Last updated at: (Beijing Time) Monday, September 02, 2002
SOE Equity Transfer Raises Doubts from Economists
The Shenzhen government of south China announced on August 28 the transfer of part of the equity of its five State-owned enterprises in the fields of energy, water supply & treatment, natural gas, transportation, and food respectively, to foreign holders through international bidding, with the detailed plan having come out.
The Shenzhen government of south China announced on August 28 the transfer of part of the equity of its five State-owned enterprises in the fields of energy, water supply & treatment, natural gas, transportation, and food respectively, to foreign holders through international bidding, with the detailed plan having come out.
Since these five enterprises all concern the city's economic lifeline and the equity percentage to be transferred is rather big, some as high as 70 percent, the government's action has roused doubts and worries from some economists.
Public interests can not be neglected
According to the bidding plan revealed by media, 25 percent of the equity in the energy group company will go to foreign holders, while the percentage of equity controlled by foreign investors in water supply-&-treatment, gas, public transportation group Co. Ltd. will stand respectively at 45, 24 and 45 percent.
The foodstuff corporation will offer totally 70 percent of its equity to two foreign investors, with one holding 30 percent, the other, 40 percent.
In addition, the gas firm will also transfer 16 percent of its total shares to a domestic investor.
Professor Cao Heping, vice-president of the institute of economy under Peking University raised two queries about the city's equity transfer plan during an interview.
Firstly, since these State-owned enterprises cover the fields of energy, water, gas and transportation and provide public products that concern the national economy and people's livelihood as well as the interests of the public in the entire region, can the local government's equity transfer plan represent the interests of Shenzhen citizens?

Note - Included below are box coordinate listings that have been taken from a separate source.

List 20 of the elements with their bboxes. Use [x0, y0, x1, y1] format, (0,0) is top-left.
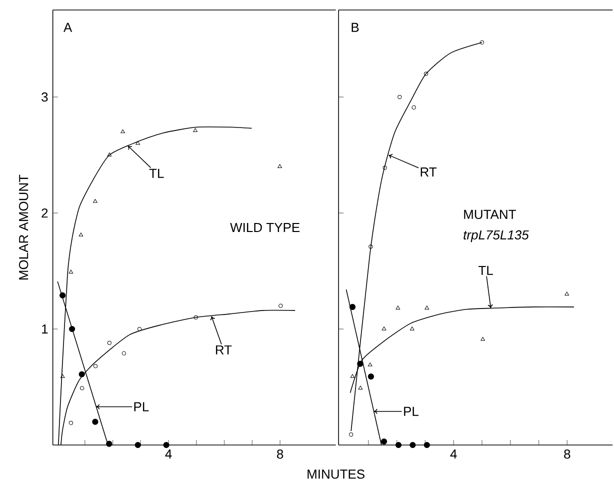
x-tick-label: 8 — [277, 450, 284, 459]
annotation: A — [64, 22, 72, 32]
x-axis-title: MINUTES — [308, 470, 364, 479]
y-tick-label: 3 — [42, 92, 48, 102]
x-tick-label: 8 — [564, 450, 570, 459]
annotation: TL — [149, 168, 164, 178]
annotation: PL — [134, 402, 149, 412]
y-tick-label: 2 — [42, 208, 48, 218]
annotation: trpL75L135 — [464, 230, 529, 242]
annotation: WILD TYPE — [230, 223, 300, 232]
annotation: TL — [478, 266, 493, 275]
annotation: RT — [420, 168, 437, 176]
x-tick-label: 4 — [450, 450, 457, 458]
y-tick-label: 1 — [42, 324, 48, 334]
annotation: MUTANT — [464, 210, 516, 219]
annotation: PL — [404, 406, 418, 416]
annotation: B — [352, 22, 359, 32]
annotation: RT — [216, 345, 232, 354]
x-tick-label: 4 — [165, 450, 172, 458]
y-axis-title: MOLAR AMOUNT — [18, 174, 28, 280]
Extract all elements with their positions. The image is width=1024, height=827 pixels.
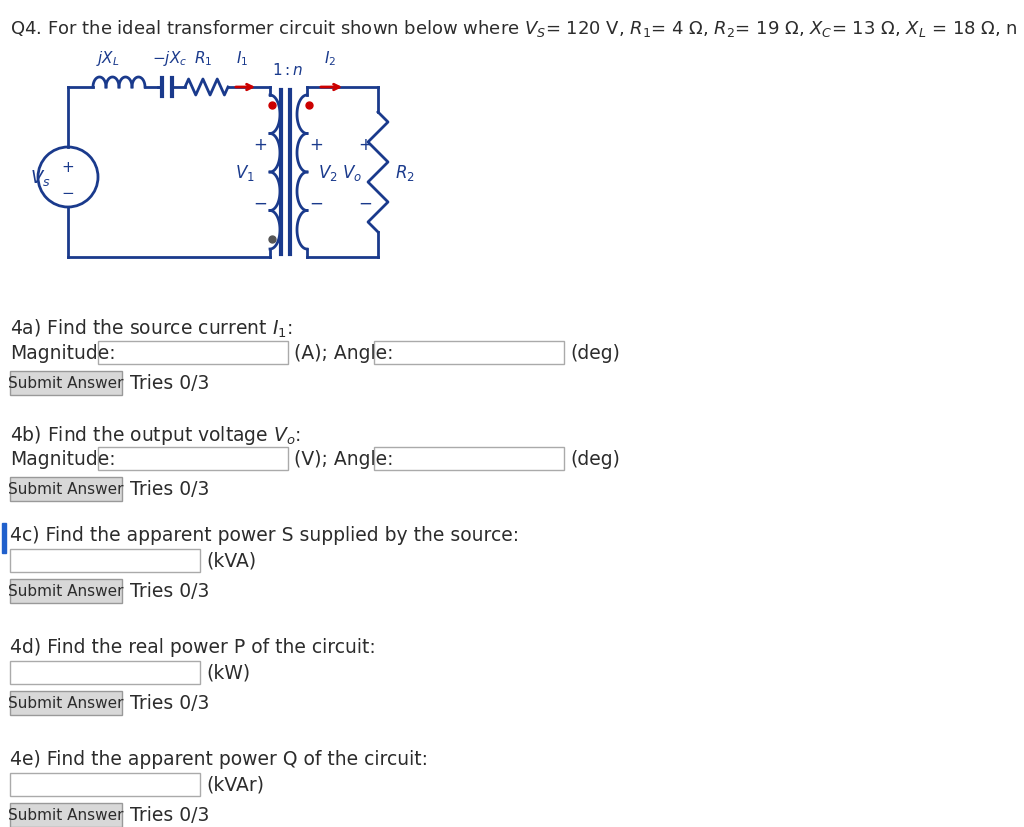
Text: $V_s$: $V_s$ (30, 168, 50, 188)
Text: $-$: $-$ (358, 194, 372, 212)
Bar (10, 477, 122, 501)
Text: $-$: $-$ (253, 194, 267, 212)
Text: $I_1$: $I_1$ (236, 50, 248, 68)
Bar (10, 662, 200, 684)
Text: +: + (253, 136, 267, 154)
Bar (98, 342, 288, 365)
Text: Submit Answer: Submit Answer (8, 696, 124, 710)
Text: $I_2$: $I_2$ (324, 50, 336, 68)
Bar (374, 447, 564, 471)
Bar (98, 447, 288, 471)
Text: $V_1$: $V_1$ (236, 163, 255, 183)
Text: (kVA): (kVA) (206, 552, 256, 571)
Text: +: + (358, 136, 372, 154)
Text: Tries 0/3: Tries 0/3 (130, 694, 209, 713)
Text: (V); Angle:: (V); Angle: (294, 449, 393, 468)
Text: Tries 0/3: Tries 0/3 (130, 582, 209, 600)
Text: (deg): (deg) (570, 343, 620, 362)
Text: $-$: $-$ (309, 194, 324, 212)
Text: (kW): (kW) (206, 663, 250, 682)
Text: $V_o$: $V_o$ (342, 163, 362, 183)
Text: Submit Answer: Submit Answer (8, 807, 124, 823)
Text: (kVAr): (kVAr) (206, 775, 264, 794)
Text: $-$: $-$ (61, 184, 75, 198)
Bar (374, 342, 564, 365)
Text: Tries 0/3: Tries 0/3 (130, 805, 209, 825)
Text: (A); Angle:: (A); Angle: (294, 343, 393, 362)
Text: Submit Answer: Submit Answer (8, 482, 124, 497)
Text: Magnitude:: Magnitude: (10, 449, 116, 468)
Text: (deg): (deg) (570, 449, 620, 468)
Text: $V_2$: $V_2$ (318, 163, 338, 183)
Text: $jX_L$: $jX_L$ (96, 49, 120, 68)
Text: 4a) Find the source current $I_1$:: 4a) Find the source current $I_1$: (10, 318, 293, 340)
Bar (10, 691, 122, 715)
Text: Magnitude:: Magnitude: (10, 343, 116, 362)
Text: Tries 0/3: Tries 0/3 (130, 480, 209, 499)
Text: 4d) Find the real power P of the circuit:: 4d) Find the real power P of the circuit… (10, 638, 376, 656)
Text: Q4. For the ideal transformer circuit shown below where $V_S$= 120 V, $R_1$= 4 $: Q4. For the ideal transformer circuit sh… (10, 18, 1024, 39)
Text: Tries 0/3: Tries 0/3 (130, 374, 209, 393)
Bar (10, 371, 122, 395)
Text: 4b) Find the output voltage $V_o$:: 4b) Find the output voltage $V_o$: (10, 423, 301, 447)
Bar (10, 579, 122, 603)
Text: Submit Answer: Submit Answer (8, 584, 124, 599)
Text: 4c) Find the apparent power S supplied by the source:: 4c) Find the apparent power S supplied b… (10, 525, 519, 544)
Text: $R_1$: $R_1$ (194, 50, 212, 68)
Bar (10, 549, 200, 572)
Bar (10, 773, 200, 796)
Bar (10, 803, 122, 827)
Text: +: + (309, 136, 323, 154)
Text: 4e) Find the apparent power Q of the circuit:: 4e) Find the apparent power Q of the cir… (10, 749, 428, 768)
Text: Submit Answer: Submit Answer (8, 376, 124, 391)
Text: $1:n$: $1:n$ (272, 62, 304, 78)
Text: +: + (61, 160, 75, 175)
Text: $-jX_c$: $-jX_c$ (153, 49, 187, 68)
Bar (2, 523, 6, 553)
Text: $R_2$: $R_2$ (395, 163, 415, 183)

Under normal procedure, the government should at first held a public hearing, then the plan must be examined and approved by the local people's congress.

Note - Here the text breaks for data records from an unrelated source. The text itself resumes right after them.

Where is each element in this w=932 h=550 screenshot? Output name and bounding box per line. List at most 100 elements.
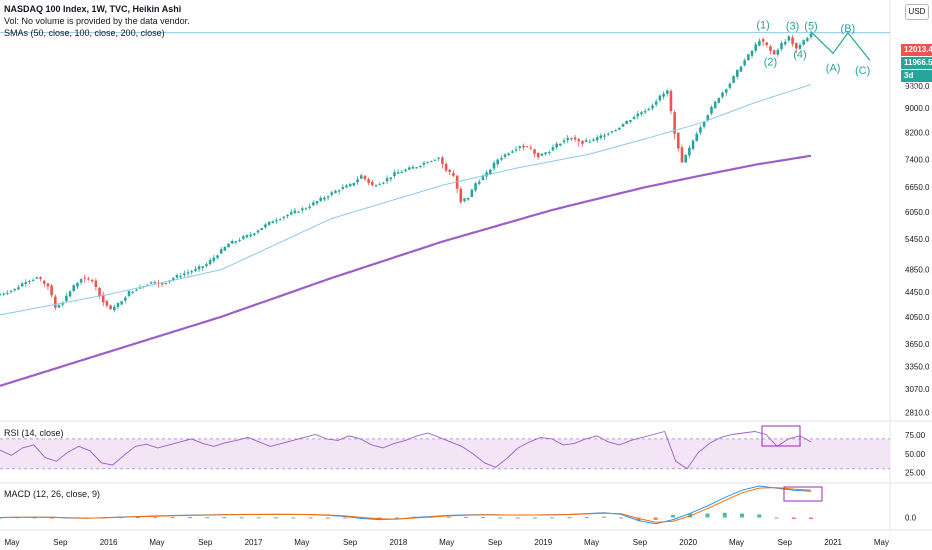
macd-histogram-bar (32, 517, 37, 519)
candle-body (245, 235, 249, 238)
candle-body (588, 141, 592, 143)
chart-title: NASDAQ 100 Index, 1W, TVC, Heikin Ashi (4, 4, 182, 14)
time-tick-label: Sep (198, 538, 213, 547)
candle-body (278, 219, 282, 221)
candle-body (643, 111, 647, 113)
candle-body (297, 211, 300, 213)
candle-body (728, 83, 732, 88)
candle-body (127, 291, 131, 296)
macd-histogram-bar (809, 517, 814, 520)
macd-histogram-bar (308, 517, 313, 519)
sma-legend[interactable]: SMAs (50, close, 100, close, 200, close) (4, 28, 165, 38)
candle-body (131, 291, 135, 293)
candle-body (518, 146, 522, 149)
price-axis: 2810.0 3070.0 3350.0 3650.0 4050.0 4450.0 4850… (905, 56, 932, 417)
candle-body (267, 221, 271, 225)
time-tick-label: May (149, 538, 164, 547)
candle-body (319, 197, 323, 201)
candle-body (400, 171, 404, 173)
candle-body (363, 175, 367, 179)
macd-histogram-bar (49, 517, 54, 519)
price-tag-reference: 12013.4 (901, 44, 932, 56)
time-tick-label: 2019 (534, 538, 552, 547)
macd-histogram-bar (791, 517, 796, 520)
candle-body (289, 212, 293, 215)
time-tick-label: Sep (488, 538, 503, 547)
candle-body (477, 181, 481, 184)
wave-projection-line (810, 31, 871, 61)
candle-body (544, 152, 547, 155)
candle-body (599, 135, 603, 139)
candle-body (109, 305, 112, 310)
candle-body (326, 196, 330, 198)
candle-body (536, 152, 540, 158)
time-tick-label: Sep (778, 538, 793, 547)
macd-legend[interactable]: MACD (12, 26, close, 9) (4, 489, 101, 499)
macd-histogram-bar (636, 517, 641, 521)
candle-body (76, 282, 79, 287)
candle-body (570, 138, 573, 140)
wave-label: (1) (756, 20, 769, 32)
signal-line (0, 487, 812, 523)
rsi-legend[interactable]: RSI (14, close) (4, 428, 64, 438)
time-tick-label: May (874, 538, 889, 547)
candle-body (135, 289, 138, 291)
candle-body (208, 260, 212, 265)
sma-200-line (0, 154, 812, 387)
candle-body (595, 137, 599, 141)
currency-button[interactable]: USD (905, 4, 929, 20)
macd-histogram-bar (498, 517, 503, 519)
candle-body (249, 234, 252, 237)
macd-histogram-bar (705, 513, 710, 518)
candle-body (765, 42, 769, 45)
candle-body (514, 149, 518, 151)
rsi-tick-label: 75.00 (905, 431, 926, 440)
macd-histogram-bar (205, 517, 210, 519)
candle-body (256, 230, 260, 233)
rsi-line (0, 430, 812, 470)
candle-body (205, 264, 208, 267)
wave-label: (4) (793, 49, 806, 61)
candle-body (669, 91, 673, 112)
macd-histogram-bar (653, 517, 658, 520)
candle-body (551, 147, 555, 151)
rsi-tick-label: 25.00 (905, 469, 926, 478)
candle-body (260, 228, 264, 230)
time-tick-label: May (294, 538, 309, 547)
price-tick-label: 4050.0 (905, 313, 930, 322)
candle-body (584, 140, 588, 142)
candle-body (160, 283, 164, 285)
candle-body (503, 154, 507, 157)
macd-tick-label: 0.0 (905, 514, 917, 523)
candle-body (315, 201, 319, 204)
candle-body (323, 197, 326, 200)
candle-body (334, 190, 337, 194)
candle-body (507, 153, 511, 156)
macd-histogram-bar (343, 517, 348, 519)
price-tick-label: 9000.0 (905, 104, 930, 113)
candle-body (559, 143, 562, 146)
candle-body (186, 272, 190, 274)
candle-body (418, 166, 422, 168)
candle-body (20, 283, 24, 287)
wave-label: (A) (826, 63, 841, 75)
candle-body (444, 163, 448, 171)
candle-body (293, 210, 297, 213)
candle-body (275, 220, 278, 222)
candle-body (448, 169, 452, 172)
candle-body (54, 296, 57, 308)
candle-body (606, 133, 610, 135)
candle-body (24, 282, 28, 284)
candle-body (566, 138, 570, 141)
candle-body (87, 278, 90, 280)
macd-histogram-bar (739, 513, 744, 518)
candle-body (396, 172, 400, 174)
candle-body (120, 301, 123, 305)
time-tick-label: May (439, 538, 454, 547)
candle-body (806, 38, 809, 41)
price-tick-label: 2810.0 (905, 408, 930, 417)
candle-body (754, 44, 758, 51)
candle-body (6, 292, 9, 294)
macd-histogram-bar (619, 517, 624, 519)
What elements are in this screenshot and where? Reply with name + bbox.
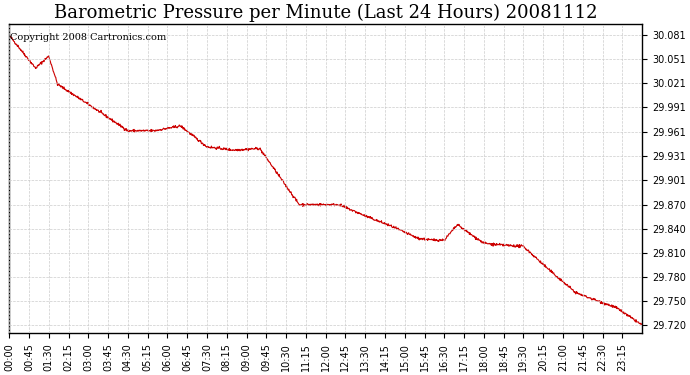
Title: Barometric Pressure per Minute (Last 24 Hours) 20081112: Barometric Pressure per Minute (Last 24 … [54,4,598,22]
Text: Copyright 2008 Cartronics.com: Copyright 2008 Cartronics.com [10,33,167,42]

Besides, since this is the first ever large-scale equity transfer from the State to foreign holders in the city, the plan must be submitted to the National People's Congress.
Secondly, although the Shenzhen government could through the bidding get back a large amount of capital in a short time and do more things for local people, will it lose its independence in its future public policy decision-making, since its major enterprises are controlled by foreign capital? This is a question of how to balance long-term and short-term interests.
The Shenzhen government claimed that the equity transfer is aimed at better preservation and increment of the value of State assets and collecting money for the renovation of large municipal works. Regarding this, professor Cao said that there are many ways for the purpose, such as introducing advanced technology and management.
Besides, according to the local government, these five enterprises are selected out for their "relatively good assets quality and financial state, clear property rights and relations between creditors and debtors, a fairly complete corporate administration structure and an internal management system". So these enterprises themselves should be able to conduct the preservation and increment of the value of assets. Besides, if they lack money, they can also pool funds through listing of shares, and not necessarily transferring stock rights to foreigners.
Equity transfer requires equal treatment for domestic and foreign firms
It is common in areas such as Hong Kong to transfer equity of capital-construction enterprises to private businesses, for through which the local government can retrieve a large amount of funds to start other undertakings, Zhang Jun with the Market Institute of the State Council Research & Development Center told PD reporter, but what is important is being fair to domestic and foreign competitors in the bidding processes. Since the five Shenzhen enterprises concern the national economy and people's livelihood and have rather good performances, domestic enterprises should not be excluded during the international bidding.
But according to the current plan, only 16 percent equity of the gas firm are reserved for domestic businesses and the rest are open only to foreign bidders. As high as 70 percent equity of the food firm will be controlled by foreign businesses, so will 45 percent of water and transportation firms. What's more, according to a Shenzhen official, the possibility for transferring more equity to foreigners in light of the development and change of the situation will not be ruled out in the future.